Sopuruchi Onwuka
The outgoing government of President Muhammadu Buhari is working to have more access to cash in the immediate term, pushing forward the obligation of debt servicing to the incoming administrations.
In an interview she granted agency sources on the country’s surging debts, the Minister of Finance, Zainab Ahmed, said government of the day is working on debt restructuring in order to push forward repayment obligations and enjoy temporary relief from rising debt-service burden.
The agency reports also hold that the Buhari government has already appointed a consultant for the larger portfolio of debt to assess how the government can get additional relief to extend the repayments.
The Oracle Today reports that such a move would ultimately push the consequences of the economic mess of the present administration of the federal government to the next administration and offer the outgoing administration the opportunity of cash liquidity in the immediate term.
The government of President Muhammadu Buhari is expected to hand over to a newly elected government by May 2023 after eight years of disastrous economic mishaps that have seen piles of local and foreign debts, rising poverty, galloping inflation and acute foreign exchange crunch.

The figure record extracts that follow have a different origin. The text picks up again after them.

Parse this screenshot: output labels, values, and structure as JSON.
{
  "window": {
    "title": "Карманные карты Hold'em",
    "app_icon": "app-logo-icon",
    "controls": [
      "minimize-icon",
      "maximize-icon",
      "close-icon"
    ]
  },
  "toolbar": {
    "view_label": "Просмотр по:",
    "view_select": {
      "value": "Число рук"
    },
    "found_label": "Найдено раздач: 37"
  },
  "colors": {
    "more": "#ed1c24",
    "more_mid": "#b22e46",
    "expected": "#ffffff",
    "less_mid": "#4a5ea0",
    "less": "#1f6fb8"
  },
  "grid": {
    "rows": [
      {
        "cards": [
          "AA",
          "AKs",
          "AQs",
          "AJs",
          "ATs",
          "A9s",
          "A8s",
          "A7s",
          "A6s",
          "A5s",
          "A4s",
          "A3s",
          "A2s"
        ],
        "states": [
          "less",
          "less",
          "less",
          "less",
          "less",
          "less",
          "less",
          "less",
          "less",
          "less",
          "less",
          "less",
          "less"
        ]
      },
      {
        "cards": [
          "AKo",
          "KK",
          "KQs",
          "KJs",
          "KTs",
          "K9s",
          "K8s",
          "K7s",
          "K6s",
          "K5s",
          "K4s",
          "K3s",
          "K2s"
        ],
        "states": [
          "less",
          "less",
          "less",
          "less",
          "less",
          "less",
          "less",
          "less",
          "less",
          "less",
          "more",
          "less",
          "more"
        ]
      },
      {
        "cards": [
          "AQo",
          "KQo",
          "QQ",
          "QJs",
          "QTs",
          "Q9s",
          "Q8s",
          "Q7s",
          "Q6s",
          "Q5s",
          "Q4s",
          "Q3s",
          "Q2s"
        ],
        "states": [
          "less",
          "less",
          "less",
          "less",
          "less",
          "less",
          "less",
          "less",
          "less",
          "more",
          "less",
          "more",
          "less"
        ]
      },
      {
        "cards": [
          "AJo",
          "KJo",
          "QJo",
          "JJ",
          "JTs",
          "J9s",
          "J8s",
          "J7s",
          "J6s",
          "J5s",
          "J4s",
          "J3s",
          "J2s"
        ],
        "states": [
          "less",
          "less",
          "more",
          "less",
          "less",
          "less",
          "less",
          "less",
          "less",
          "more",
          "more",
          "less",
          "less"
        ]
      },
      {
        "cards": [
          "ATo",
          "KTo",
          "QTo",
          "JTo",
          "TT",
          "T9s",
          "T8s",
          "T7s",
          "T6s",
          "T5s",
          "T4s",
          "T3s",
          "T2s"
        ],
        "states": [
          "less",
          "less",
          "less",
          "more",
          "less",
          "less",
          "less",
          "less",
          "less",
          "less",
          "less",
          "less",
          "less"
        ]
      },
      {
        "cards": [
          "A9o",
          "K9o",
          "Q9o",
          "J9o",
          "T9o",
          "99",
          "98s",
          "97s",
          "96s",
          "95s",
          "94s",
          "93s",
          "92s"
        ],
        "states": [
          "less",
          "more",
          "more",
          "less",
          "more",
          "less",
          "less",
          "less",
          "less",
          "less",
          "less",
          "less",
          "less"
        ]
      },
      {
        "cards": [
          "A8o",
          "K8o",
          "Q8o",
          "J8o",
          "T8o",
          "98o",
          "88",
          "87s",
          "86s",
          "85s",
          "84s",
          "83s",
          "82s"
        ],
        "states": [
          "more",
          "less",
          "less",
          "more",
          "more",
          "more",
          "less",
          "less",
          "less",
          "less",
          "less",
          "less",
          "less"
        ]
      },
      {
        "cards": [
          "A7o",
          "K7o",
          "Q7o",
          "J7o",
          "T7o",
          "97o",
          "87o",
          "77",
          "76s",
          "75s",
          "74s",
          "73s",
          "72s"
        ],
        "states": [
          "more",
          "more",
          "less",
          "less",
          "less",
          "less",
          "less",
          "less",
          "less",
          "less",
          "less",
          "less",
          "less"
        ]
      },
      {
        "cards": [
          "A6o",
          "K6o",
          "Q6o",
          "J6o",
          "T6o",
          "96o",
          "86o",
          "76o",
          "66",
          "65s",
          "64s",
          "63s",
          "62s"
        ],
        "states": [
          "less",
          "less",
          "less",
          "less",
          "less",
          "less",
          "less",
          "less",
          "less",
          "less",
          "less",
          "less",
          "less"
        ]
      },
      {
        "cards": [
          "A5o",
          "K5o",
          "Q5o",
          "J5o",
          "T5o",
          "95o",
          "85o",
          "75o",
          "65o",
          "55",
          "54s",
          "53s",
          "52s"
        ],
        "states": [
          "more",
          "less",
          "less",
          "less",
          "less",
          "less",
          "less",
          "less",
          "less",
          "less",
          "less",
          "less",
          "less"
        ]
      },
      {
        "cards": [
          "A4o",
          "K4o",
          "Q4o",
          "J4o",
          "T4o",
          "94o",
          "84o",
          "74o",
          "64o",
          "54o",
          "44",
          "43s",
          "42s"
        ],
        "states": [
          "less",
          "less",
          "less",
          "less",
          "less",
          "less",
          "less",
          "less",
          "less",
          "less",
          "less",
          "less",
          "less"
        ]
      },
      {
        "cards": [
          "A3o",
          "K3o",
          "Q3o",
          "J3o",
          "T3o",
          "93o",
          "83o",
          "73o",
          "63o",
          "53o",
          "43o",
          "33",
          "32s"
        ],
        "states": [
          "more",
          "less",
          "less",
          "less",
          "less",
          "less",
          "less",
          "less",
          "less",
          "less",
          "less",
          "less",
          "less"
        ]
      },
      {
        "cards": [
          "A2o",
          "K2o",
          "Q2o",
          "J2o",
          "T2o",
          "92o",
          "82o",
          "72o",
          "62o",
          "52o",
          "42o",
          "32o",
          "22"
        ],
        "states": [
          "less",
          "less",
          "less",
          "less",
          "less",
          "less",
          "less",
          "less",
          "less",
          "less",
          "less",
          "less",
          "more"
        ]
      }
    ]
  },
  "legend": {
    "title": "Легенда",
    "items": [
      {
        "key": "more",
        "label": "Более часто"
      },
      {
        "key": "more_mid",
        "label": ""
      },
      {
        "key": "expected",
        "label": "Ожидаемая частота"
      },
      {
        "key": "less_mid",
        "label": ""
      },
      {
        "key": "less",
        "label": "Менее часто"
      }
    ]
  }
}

Currently, debt servicing is taking over 50 percent of government’s revenue and annual budgets inevitable have huge provisions for significant payments for debt servicing.
Ahmed stated that government plans to refinance domestic debt obligations that are due this year and the next, and that N20 trillion or $46.05 billion in outstanding borrowings from the Central Bank of Nigeria (CBN) would be bundled into government bonds.
The country’s dollar-denominated bonds fell across the curve on Wednesday, with longer-dated issues down as much as 1.8 cents to trade at 56.8 cents in the dollar, Tradeweb data showed.
Nigeria’s international bonds maturing in ten years or beyond are trading at less than 70 cents, the threshold below which debt is considered as distressed.